ECLI:NL:RBDHA:2024:13005
Rechtbank Den Haag
- Vereenvoudigde behandeling
- Rechtspraak.nl
Bestuursrechtelijke procedure inzake asielaanvraag en termijnoverschrijding door de minister van Asiel en Migratie
In deze zaak heeft eiser, geboren op een onbekende datum en van Somalische nationaliteit, op 28 december 2022 een aanvraag tot het verlenen van een verblijfsvergunning asiel voor bepaalde tijd ingediend bij de minister van Asiel en Migratie. Na een periode van inactiviteit heeft eiser de minister op 24 april 2024 in gebreke gesteld wegens het niet tijdig beslissen op zijn asielaanvraag. Vervolgens heeft eiser op 20 mei 2024 beroep ingesteld tegen het niet tijdig nemen van een besluit. De rechtbank heeft op basis van artikel 8:54 van de Algemene wet bestuursrecht (Awb) uitspraak gedaan zonder zitting.

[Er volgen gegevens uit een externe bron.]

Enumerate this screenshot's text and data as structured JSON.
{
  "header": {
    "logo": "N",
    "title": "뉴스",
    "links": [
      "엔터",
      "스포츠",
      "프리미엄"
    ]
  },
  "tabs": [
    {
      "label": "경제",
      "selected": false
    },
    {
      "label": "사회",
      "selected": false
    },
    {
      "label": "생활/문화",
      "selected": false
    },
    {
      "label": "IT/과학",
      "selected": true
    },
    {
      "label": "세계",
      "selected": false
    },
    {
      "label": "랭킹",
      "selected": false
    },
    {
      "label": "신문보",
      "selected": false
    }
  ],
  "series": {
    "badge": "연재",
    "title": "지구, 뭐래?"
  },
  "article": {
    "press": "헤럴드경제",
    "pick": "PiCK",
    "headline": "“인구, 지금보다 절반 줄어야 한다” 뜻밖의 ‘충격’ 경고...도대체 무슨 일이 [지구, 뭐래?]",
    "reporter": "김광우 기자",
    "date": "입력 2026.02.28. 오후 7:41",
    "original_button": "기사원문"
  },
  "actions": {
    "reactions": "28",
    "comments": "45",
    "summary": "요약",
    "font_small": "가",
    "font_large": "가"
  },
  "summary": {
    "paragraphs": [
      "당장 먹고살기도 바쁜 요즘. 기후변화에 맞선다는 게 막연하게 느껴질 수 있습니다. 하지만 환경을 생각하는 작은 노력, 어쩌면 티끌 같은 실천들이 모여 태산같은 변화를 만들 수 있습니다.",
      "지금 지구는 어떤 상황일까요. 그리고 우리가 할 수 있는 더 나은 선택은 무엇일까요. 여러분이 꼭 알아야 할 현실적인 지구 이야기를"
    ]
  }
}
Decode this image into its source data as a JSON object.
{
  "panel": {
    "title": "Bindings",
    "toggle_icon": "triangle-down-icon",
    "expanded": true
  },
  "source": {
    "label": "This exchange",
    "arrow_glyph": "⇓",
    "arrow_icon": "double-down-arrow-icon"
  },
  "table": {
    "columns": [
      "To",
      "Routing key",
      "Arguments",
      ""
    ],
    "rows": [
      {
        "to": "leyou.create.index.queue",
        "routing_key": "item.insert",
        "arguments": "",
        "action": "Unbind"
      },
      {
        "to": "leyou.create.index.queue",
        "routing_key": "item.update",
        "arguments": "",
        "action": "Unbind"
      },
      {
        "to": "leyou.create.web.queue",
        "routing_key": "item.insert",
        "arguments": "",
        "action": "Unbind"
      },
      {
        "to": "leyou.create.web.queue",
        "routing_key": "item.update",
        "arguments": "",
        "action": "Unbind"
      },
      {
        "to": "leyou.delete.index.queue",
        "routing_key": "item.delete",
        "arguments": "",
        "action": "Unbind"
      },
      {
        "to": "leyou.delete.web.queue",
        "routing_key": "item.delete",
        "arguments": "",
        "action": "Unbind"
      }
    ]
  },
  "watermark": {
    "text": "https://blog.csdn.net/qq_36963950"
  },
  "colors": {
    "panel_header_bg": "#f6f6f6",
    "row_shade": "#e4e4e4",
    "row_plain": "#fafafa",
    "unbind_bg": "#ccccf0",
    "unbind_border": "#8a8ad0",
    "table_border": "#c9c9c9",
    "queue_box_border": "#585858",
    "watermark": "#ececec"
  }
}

De rechtbank overweegt dat het niet tijdig nemen van een besluit gelijkgesteld moet worden met een besluit, zoals bepaald in artikel 6:2 van de Awb. De rechtbank constateert dat de beslistermijn van de minister is verstreken en dat eiser rechtsgeldig in gebreke is gesteld. Het beroep is kennelijk gegrond. De rechtbank legt de minister een rechterlijke dwangsom op en bepaalt dat de minister uiterlijk op 23 november 2024 een besluit moet nemen op de asielaanvraag van eiser. De rechtbank wijkt af van het 8+8-wekenmodel, omdat dit zou leiden tot een overschrijding van de bovengrens van 21 maanden voor de beslissing op de aanvraag.

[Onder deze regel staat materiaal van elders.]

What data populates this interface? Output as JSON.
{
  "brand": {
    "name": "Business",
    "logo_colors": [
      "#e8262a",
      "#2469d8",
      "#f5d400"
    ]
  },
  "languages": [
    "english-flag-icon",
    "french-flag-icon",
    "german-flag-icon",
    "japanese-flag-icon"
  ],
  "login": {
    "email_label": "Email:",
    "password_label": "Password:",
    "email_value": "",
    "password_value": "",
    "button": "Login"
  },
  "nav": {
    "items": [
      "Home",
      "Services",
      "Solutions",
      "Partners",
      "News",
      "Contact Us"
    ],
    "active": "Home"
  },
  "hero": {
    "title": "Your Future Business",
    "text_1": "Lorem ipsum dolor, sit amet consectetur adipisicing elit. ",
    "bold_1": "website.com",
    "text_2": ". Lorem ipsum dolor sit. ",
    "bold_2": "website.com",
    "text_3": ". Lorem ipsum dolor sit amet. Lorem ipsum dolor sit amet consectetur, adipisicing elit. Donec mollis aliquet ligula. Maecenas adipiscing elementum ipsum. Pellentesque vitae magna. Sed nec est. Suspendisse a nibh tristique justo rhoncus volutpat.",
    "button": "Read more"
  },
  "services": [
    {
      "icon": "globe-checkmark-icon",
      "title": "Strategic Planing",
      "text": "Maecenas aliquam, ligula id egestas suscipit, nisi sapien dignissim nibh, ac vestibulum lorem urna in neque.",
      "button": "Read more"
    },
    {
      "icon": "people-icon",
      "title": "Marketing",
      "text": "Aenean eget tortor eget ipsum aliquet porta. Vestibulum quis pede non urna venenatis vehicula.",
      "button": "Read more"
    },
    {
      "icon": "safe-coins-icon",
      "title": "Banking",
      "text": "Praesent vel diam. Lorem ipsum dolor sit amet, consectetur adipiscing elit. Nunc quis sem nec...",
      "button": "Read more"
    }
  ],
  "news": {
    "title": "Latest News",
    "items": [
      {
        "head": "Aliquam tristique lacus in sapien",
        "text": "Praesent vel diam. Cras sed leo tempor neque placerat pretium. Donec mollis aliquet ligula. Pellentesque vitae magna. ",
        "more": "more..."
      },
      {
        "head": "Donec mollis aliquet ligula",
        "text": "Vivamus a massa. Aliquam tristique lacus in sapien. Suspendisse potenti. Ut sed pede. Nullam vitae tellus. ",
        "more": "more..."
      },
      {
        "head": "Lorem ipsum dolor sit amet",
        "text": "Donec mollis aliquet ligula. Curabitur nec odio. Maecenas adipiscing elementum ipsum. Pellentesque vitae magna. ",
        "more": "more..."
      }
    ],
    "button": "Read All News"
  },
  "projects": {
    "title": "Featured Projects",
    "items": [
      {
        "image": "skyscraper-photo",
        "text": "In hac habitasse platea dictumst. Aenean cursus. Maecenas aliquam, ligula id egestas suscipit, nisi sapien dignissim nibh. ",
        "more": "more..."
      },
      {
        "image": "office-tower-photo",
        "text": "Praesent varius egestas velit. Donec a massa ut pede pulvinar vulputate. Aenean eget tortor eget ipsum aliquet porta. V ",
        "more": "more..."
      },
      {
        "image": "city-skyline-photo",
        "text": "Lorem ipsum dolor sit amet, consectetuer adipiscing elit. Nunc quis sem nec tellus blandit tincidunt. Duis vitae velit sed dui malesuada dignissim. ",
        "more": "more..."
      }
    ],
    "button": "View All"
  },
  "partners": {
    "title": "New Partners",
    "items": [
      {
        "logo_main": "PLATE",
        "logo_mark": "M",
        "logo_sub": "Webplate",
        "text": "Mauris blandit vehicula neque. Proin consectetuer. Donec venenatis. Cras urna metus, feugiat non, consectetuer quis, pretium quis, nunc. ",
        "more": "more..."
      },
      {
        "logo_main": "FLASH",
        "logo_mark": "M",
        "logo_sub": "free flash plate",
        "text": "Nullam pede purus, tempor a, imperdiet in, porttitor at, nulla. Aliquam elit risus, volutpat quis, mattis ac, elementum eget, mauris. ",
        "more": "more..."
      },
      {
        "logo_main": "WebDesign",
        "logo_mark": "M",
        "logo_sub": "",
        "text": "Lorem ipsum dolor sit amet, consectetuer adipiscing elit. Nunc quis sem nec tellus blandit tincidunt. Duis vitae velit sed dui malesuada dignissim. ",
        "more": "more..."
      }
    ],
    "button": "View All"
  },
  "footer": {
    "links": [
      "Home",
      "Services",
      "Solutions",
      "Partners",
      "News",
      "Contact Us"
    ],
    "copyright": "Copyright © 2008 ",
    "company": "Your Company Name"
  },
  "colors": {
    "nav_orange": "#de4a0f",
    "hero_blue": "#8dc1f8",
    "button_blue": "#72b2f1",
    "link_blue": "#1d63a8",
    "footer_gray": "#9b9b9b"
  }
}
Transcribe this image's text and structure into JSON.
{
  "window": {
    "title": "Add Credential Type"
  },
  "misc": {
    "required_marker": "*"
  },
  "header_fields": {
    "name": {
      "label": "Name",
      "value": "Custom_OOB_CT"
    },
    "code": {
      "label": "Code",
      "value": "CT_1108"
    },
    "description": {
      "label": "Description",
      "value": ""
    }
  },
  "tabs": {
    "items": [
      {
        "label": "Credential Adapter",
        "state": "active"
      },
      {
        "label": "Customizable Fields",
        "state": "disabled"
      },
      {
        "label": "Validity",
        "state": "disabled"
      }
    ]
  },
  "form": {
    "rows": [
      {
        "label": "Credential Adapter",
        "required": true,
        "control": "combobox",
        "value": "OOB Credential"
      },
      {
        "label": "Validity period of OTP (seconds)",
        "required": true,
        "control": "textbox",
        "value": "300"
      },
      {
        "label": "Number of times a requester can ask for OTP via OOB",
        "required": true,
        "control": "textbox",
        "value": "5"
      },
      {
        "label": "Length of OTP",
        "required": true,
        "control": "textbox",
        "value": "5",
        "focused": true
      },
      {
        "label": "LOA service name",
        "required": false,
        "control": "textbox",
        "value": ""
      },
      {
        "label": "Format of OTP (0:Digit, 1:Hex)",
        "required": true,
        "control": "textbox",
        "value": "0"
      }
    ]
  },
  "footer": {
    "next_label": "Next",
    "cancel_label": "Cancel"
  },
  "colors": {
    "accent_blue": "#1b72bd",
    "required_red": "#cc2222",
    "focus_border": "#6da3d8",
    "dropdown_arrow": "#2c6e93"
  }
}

De rechtbank bepaalt dat de minister een dwangsom van € 100,- per dag moet betalen voor elke dag dat de beslistermijn wordt overschreden, met een maximum van € 7.500,-. Daarnaast veroordeelt de rechtbank de minister in de proceskosten van eiser tot een bedrag van € 437,50. De uitspraak is gedaan door mr. N.M. van Waterschoot, rechter, en is openbaar gemaakt op rechtspraak.nl.